– Значит, вы зовете ее по-своему…

– А кем вы приходитесь ей? – у Заманжола возникло чувство, сродни ревности. Больше всего ему не хотелось, чтобы у Алтынай отыскался кто-нибудь, именно сейчас, когда занятия с ней начали давать первые результаты.

– А… – незнакомец замялся, – Вообще-то никем. Так, знакомый. Я просто хотел узнать, как она там.

– Послушайте, если вы знаете Алтынай, то почему не отозвались, когда искали тех, кто хоть что-либо знает о ней? Может быть, вы причастны к тому, что с нею произошло?

– Нет-нет, я ни в чем не виноват! Я сам не знаю, что с ней. Она исчезла – я ее искал. А потом… потом я узнал… случайно, о том, что ее нашли в вашем городе.

– Хорошо, возможно, все так и было, но почему вы не откликнулись?

Трубка молчала.

– Вы струсили? Я прав?

Заманжол понял, что собеседник и вправду не знает, что произошло с Алтынай.

– Ладно, – сказал он мягче, – Я вам верю. Теперь скажите, знаете ли вы кого-нибудь из ее родственников? Откуда она? Где раньше жила?

На другом конце провода молчали. Заманжол понял, что там не сразу переварят град его вопросов. Тогда он предложил:

– Знаете что. Давайте встретимся и поговорим, у меня к вам много вопросов.

– Нет, я не могу с вами встретиться. Да я сам знаю немного. Мы с Биби познакомились в другом городе. Мы встречались два-три раза, после чего она исчезла. Она не любила рассказывать о себе – говорила, что не помнит, откуда она и кто, что имя Биби ей дали ее «сестры и братья». Она состоит в «Свидетелях какого-то дня», это вроде секта такая. Когда она пропала, я хотел найти этих сектантов, но их уже не оказалось в нашем городе. Я подумал, что, возможно, она уехала вместе с ними, если только ее не принесли в жертву…

– В жертву? – не понял Заманжол, – Как это?

– Ну, совершили жертвоприношение, – разъяснил незнакомец, – От этих сектантов можно ожидать всего.

– Хорошо, – сказал Заманжол, – Я готов поверить в это, – у меня самого еще невероятнее история, связанная с ней. Но это неважно. Что вы хотите теперь от нее?

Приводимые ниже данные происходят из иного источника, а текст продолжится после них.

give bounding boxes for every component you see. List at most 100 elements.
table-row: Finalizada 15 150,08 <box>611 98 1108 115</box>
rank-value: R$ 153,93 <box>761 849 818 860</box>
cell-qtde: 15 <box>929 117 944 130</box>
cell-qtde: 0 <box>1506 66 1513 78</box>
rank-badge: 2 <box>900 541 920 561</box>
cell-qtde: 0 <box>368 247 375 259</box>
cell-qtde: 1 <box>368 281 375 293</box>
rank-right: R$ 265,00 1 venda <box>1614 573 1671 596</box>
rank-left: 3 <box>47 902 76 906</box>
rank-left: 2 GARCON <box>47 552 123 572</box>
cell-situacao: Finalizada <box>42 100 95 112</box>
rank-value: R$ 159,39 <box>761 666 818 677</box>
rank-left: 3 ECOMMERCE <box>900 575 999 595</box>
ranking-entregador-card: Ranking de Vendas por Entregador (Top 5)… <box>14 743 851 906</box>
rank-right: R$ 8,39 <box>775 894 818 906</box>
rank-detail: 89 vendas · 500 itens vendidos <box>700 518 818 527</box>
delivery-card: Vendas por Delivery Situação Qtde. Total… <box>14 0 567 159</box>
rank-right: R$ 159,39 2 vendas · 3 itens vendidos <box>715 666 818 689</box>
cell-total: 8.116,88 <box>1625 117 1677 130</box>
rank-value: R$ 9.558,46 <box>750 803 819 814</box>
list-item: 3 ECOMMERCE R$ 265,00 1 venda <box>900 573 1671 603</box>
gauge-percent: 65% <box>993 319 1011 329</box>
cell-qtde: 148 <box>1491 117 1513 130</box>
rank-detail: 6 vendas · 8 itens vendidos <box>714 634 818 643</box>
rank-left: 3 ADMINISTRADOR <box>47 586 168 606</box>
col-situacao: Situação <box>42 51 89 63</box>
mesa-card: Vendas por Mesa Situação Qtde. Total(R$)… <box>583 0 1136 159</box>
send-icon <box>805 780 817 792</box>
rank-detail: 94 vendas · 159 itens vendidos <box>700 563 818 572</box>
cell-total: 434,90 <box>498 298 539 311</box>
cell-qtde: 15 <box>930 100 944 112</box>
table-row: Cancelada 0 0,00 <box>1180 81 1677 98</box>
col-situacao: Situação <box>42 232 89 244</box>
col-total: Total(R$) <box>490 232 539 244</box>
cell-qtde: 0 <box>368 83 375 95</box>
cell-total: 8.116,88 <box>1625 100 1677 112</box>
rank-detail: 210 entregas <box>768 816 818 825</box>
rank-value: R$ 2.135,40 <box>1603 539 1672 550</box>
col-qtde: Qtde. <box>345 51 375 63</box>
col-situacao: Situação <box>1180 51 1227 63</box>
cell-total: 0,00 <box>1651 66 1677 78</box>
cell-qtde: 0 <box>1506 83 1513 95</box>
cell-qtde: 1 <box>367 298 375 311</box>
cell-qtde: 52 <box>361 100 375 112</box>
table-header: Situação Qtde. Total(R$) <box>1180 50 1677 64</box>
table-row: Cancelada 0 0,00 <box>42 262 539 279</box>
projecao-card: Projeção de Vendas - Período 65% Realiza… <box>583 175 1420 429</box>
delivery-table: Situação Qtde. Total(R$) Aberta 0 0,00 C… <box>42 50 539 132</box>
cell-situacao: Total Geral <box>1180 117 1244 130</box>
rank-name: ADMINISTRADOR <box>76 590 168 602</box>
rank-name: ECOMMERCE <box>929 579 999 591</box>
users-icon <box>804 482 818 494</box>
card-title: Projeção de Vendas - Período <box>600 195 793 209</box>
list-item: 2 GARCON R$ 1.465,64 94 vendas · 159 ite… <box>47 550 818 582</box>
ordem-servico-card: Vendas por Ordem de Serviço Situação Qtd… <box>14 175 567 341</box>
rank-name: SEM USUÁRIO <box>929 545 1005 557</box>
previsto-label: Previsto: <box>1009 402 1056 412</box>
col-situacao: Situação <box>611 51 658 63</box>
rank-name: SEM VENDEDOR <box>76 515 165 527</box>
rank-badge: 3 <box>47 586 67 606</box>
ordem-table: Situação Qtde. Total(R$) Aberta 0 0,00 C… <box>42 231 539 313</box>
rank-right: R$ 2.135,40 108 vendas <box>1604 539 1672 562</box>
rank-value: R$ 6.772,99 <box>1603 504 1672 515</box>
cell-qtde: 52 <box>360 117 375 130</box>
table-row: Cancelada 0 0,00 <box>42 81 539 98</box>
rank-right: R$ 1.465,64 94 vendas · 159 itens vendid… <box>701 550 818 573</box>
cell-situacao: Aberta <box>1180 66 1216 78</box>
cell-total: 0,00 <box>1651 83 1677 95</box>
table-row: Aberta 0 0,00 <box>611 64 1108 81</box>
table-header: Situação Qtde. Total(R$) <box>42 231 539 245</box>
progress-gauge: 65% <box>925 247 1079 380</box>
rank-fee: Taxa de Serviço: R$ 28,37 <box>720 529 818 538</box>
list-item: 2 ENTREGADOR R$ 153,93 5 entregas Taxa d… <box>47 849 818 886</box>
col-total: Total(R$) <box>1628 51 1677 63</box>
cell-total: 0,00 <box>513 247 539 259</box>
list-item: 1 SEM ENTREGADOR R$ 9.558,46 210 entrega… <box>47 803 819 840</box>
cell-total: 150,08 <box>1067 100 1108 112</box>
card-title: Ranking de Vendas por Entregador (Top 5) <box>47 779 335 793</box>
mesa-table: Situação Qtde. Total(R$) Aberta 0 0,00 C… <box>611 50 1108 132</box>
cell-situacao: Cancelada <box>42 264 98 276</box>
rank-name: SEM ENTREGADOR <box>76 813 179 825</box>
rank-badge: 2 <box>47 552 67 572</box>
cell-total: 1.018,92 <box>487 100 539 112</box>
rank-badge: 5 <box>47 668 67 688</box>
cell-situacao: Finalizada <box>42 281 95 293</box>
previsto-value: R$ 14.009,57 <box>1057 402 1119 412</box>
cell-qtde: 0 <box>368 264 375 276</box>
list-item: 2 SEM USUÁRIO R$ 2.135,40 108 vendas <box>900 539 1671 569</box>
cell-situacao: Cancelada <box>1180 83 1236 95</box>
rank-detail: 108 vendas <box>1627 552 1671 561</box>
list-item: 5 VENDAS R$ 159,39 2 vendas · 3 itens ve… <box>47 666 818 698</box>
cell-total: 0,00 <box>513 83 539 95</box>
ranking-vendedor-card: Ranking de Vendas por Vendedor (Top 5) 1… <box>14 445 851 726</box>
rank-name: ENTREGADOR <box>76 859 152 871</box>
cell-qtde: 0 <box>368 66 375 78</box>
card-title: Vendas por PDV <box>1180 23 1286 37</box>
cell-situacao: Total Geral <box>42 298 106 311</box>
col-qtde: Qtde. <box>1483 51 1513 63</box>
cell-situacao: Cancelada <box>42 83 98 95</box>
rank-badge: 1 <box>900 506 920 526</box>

– Ничего, – отвечал грустно звонивший, – Просто хотел узнать, что с ней, как ей живется.

– С ней все отлично, – заверил Заманжол, – Мы с женой педагоги, занимаемся с ней плотно, и думаем, что Алтынай быстро восстановится. Во всяком случае, уже есть определенные сдвиги. Я понимаю, вы… – Заманжол замялся, не зная, какое слово подобрать, – что вы неравнодушны к Алтынай, но, прошу, не звоните больше, не мешайте нам.

Незнакомец попытался вставить слово, но Заманжол не дал.

– Нет, не надо, – отверг он просьбу собеседника, – Лучше не надо. Она вас все равно не узнает. Она как бы заново родилась и заново всему обучается. Алтынай сейчас как младенец, у нее чистый мозг, абсолютно чистое сознание. Я серьезно занимаюсь с ней и надеюсь, что сумею обучить ее всему. Да, можете время от времени звонить, справляться о ее самочувствии. Я не против, лишь бы не играли больше в молчанку.

– В какую молчанку? – теперь не понял незнакомец.

– Вы же доставали меня звонками! Звоните, и молчите.

– Нет, это не я, – возразил тот, – Я звоню вам впервые.

– Да? – недоверчиво произнес Заманжол, – А я думал – это вы.

– Нет, это не я, – повторили на том конце провода.

– Ладно, я вам верю, – сказал Заманжол и предложил, – Давайте познакомимся – меня зовут Заманжол.

– Нет, я не могу сказать вам своего имени. Да и на что вам оно? Мое имя ничего не скажет вам. Да и звонить я больше не буду – зачем? Поверьте, я знаю не больше того, что сейчас рассказал.

– Ну, тогда прекратим этот разговор, – сказал облегченно Заманжол и, добавив, – Прощайте, – услышал короткие гудки.